После чего налил порцию для Симона. Но тот, когда Джинкс поставил ее на рабочий стол, на тарелку даже не взглянул. Джинкс пододвинул ее поближе к нему.
– Думаю, мы можем начать, – сказал Симон. – Первым делом нужно развести огонь под каждой жаровней.
До сих пор, начиная творить заклинание, он никогда не говорил «мы». Джинксу вроде бы следовало почувствовать себя польщенным, однако он ничего такого не почувствовал. В этом заклинании было что-то неправильное.
– М-может, мне уйти на кухню, чтобы не мешать?
– Нет, мне понадобится твоя помощь, – сказал Симон. – Возьми щипцами горящий уголь и разожги жаровни.
Джинкс бронзовыми щипцами вынул из стоявшей на столе миски рдеющий уголек. Переходя комнату, он видел только сверкание уголька, обонял его горячий запах. Жаровни были заправлены углем вперемешку с готовой вспыхнуть растопкой. На каждой стояла кастрюлька с сухими травами, сваренным Симоном зельем и дурно пахнувшими черными корешками – теми самыми, из косынки Дамы Гламмер.
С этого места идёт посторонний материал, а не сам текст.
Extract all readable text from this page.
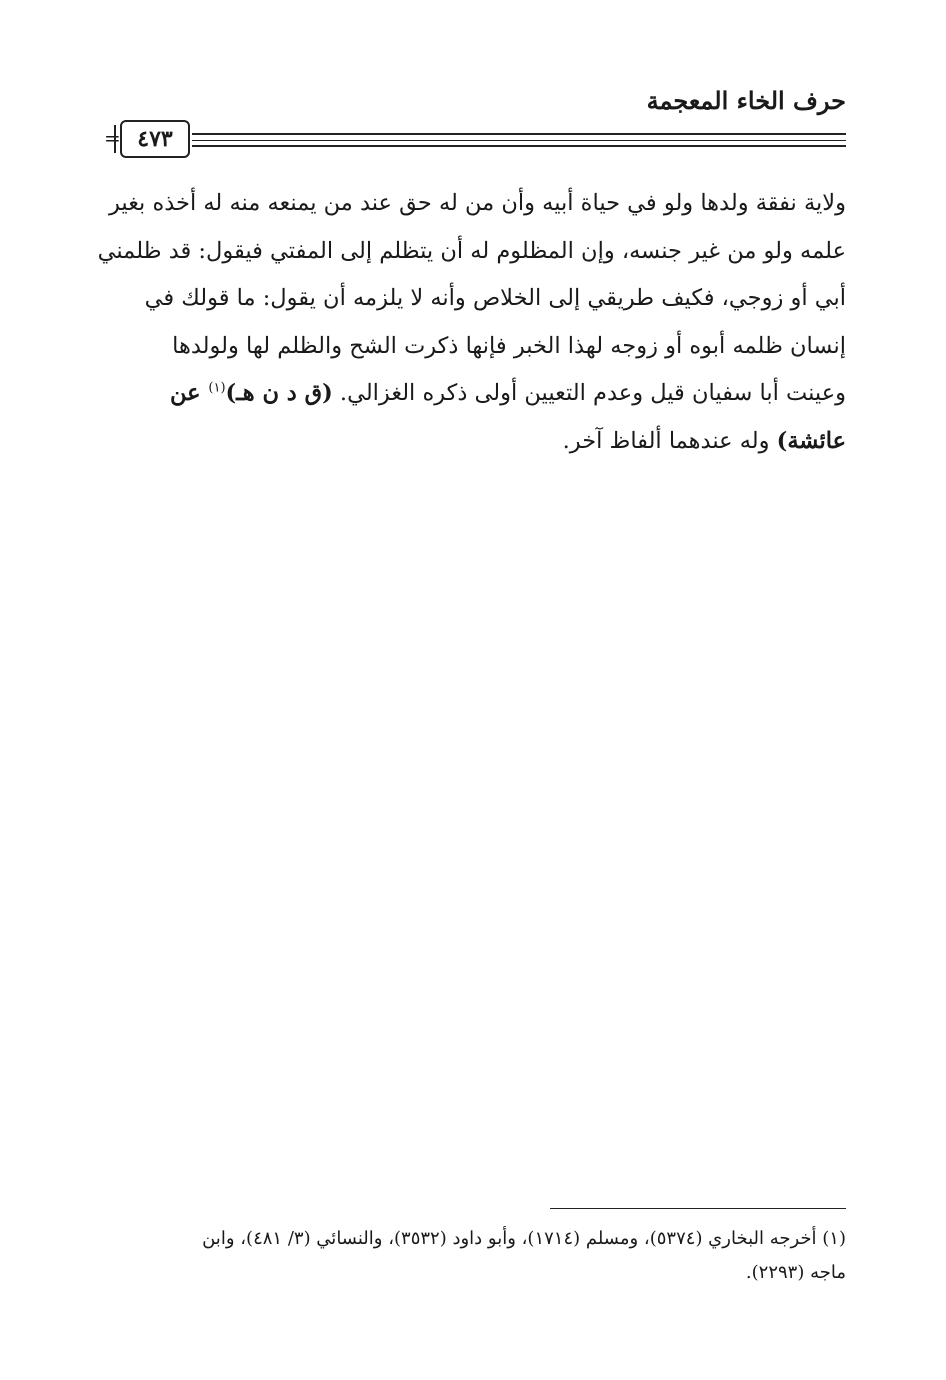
حرف الخاء المعجمة
= ٤٧٣
ولاية نفقة ولدها ولو في حياة أبيه وأن من له حق عند من يمنعه منه له أخذه بغير
علمه ولو من غير جنسه، وإن المظلوم له أن يتظلم إلى المفتي فيقول: قد ظلمني
أبي أو زوجي، فكيف طريقي إلى الخلاص وأنه لا يلزمه أن يقول: ما قولك في
إنسان ظلمه أبوه أو زوجه لهذا الخبر فإنها ذكرت الشح والظلم لها ولولدها
وعينت أبا سفيان قيل وعدم التعيين أولى ذكره الغزالي. (ق د ن هـ)$^{(١)}$ عن
عائشة) وله عندهما ألفاظ آخر.
(١) أخرجه البخاري (٥٣٧٤)، ومسلم (١٧١٤)، وأبو داود (٣٥٣٢)، والنسائي (٣/ ٤٨١)، وابن
ماجه (٢٢٩٣).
Пока Джинкс очень медленно и осторожно, чтобы не наступать на меловые фигуры, переходил от жаровни к жаровне, пар и дым свивались в центре комнаты, образуя над ним две перекрещенные арки. Ноги его отяжелели – Джинксу стало трудно справляться с ними, не наступать на мел. Ему начинало казаться, что на самом деле он не здесь, а где-то еще. Он понемногу выплывал из своего тела. И уже видел самого себя, маленького и глупого, сверху. Вот он разжег последнюю жаровню. Щипцы с угольком выпали из его рук.
Теперь он направлялся к центру комнаты – зачем? Ну да, должно быть, так велел Симон. По мастерской прокатывались громовые, тяжкие, точно камень, волны звуков – должно быть, то был голос Симона. Слов Джинкс не различал, но знал, что должен оказаться в самой середине комнаты, там, где сходились линии зубчатой диаграммы…
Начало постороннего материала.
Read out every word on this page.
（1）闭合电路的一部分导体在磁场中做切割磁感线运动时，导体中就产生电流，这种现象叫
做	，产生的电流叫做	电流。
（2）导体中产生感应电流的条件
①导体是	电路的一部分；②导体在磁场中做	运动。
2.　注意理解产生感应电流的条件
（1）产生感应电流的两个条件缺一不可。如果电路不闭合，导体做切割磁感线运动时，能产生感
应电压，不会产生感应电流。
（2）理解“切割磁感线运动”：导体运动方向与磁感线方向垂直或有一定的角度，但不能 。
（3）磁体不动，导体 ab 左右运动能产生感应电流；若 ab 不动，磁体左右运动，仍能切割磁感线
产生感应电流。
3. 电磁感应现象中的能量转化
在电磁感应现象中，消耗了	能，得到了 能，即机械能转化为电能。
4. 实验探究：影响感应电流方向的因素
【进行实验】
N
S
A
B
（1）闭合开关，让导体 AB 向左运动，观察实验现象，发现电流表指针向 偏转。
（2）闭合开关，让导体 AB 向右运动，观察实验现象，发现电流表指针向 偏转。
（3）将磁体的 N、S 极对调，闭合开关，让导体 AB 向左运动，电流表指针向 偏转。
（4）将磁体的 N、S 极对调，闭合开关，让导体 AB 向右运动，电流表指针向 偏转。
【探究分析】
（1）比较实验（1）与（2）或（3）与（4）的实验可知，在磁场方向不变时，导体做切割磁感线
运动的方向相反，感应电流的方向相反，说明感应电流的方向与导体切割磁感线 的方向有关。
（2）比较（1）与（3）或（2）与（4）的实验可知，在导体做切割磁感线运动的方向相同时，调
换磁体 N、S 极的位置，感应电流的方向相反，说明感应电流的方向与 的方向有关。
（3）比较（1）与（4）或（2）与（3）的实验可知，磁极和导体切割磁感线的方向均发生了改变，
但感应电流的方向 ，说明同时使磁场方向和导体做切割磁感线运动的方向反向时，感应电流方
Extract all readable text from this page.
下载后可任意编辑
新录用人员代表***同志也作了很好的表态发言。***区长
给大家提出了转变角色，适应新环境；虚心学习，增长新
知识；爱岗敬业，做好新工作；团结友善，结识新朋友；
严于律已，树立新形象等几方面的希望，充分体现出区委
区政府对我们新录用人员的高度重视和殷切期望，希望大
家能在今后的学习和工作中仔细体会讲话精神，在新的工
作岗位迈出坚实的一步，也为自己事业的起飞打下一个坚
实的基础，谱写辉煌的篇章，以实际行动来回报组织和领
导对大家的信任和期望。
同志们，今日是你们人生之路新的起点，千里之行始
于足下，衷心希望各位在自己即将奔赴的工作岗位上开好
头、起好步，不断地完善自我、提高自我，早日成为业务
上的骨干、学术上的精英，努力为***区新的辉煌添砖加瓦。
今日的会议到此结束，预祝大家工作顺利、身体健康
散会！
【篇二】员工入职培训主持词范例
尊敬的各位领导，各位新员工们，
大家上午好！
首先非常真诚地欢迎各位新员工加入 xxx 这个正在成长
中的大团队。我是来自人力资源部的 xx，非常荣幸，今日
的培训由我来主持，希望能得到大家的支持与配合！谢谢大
Он увидел, как его тело повалилось на пол. Оно лежало, точно тряпичная кукла, бессмысленно раскинув руки и ноги.
Снова грянул голос Симона, а затем чародей подпрыгнул – собственно говоря, это движение длилось лет сто, так что прыжком его назвать было нельзя, – и побежал к телу Джинкса, медленно, как будто проталкиваясь сквозь сплошной камень.
Джинкса происходившее почти не занимало. Он всплыл к потолку и хотел лететь дальше, но что-то его останавливало. Какая досада! Он глянул вверх, полагая, что ему помешал каменный потолок, однако потолок исчез. Вместо него над Джинксом простирался огромный купол черного неба, осыпанный огненно-яркими звездами, миллионами звезд.
Такого неба Джинкс никогда еще не видел. Да в Урвальде это и невозможно. Он различил тусклую серебристую полоску, огромный круг, где небо сходилось с землей, и почувствовал неодолимое желание подняться к полоске и притронуться к ней. Он отчаянно пытался взмыть еще выше. Но не мог. Что-то не пускало его. Может быть, собственное тело. А может быть, Симон.
Не особенно желая того, он снова посмотрел вниз. Симон стоял на коленях у его словно бы скомканного тела. Ладони чародея лежали на груди Джинкса. Он весь трясся от сосредоточенного напряжения.
Наконец, он выпрямился, держа в чаше ладоней золотистый шарик света. Джинкс не без любопытства наблюдал, как Симон встает, как подходит, неся шарик, к рабочему столу.
Зеленая бутылка, которую отмывал Джинкс – он ли это был? теперь уж и не вспомнишь – согревалась над пламенем свечи. Симон бережно-бережно опустил золотистый шарик на ее открытое горлышко. Шарик с минуту покачался, подрагивая, и с тихим хлопком – твуп – плюхнулся в бутылку.
Симон быстро заткнул ее пробкой и вернулся к лежавшему в центре комнаты телу мальчика.
Джинкс обернулся, чтобы еще раз взглянуть на огромный купол ночного неба, чувствуя, что мог бы взлететь туда, если бы только Симон ему позволил.
Симон же опустился на колени и мягко положил ладонь на лоб Джинкса. Это было ужасно – Джинкс почувствовал, как тело неодолимо тянет его вниз, к себе. Он пытался сопротивляться, но без толку. Над ним снова объявился потолок – каменный, непроницаемый, – а небо исчезло. И Джинкс начал падать. Он вскользнул в свое пустое тело и лишился чувств.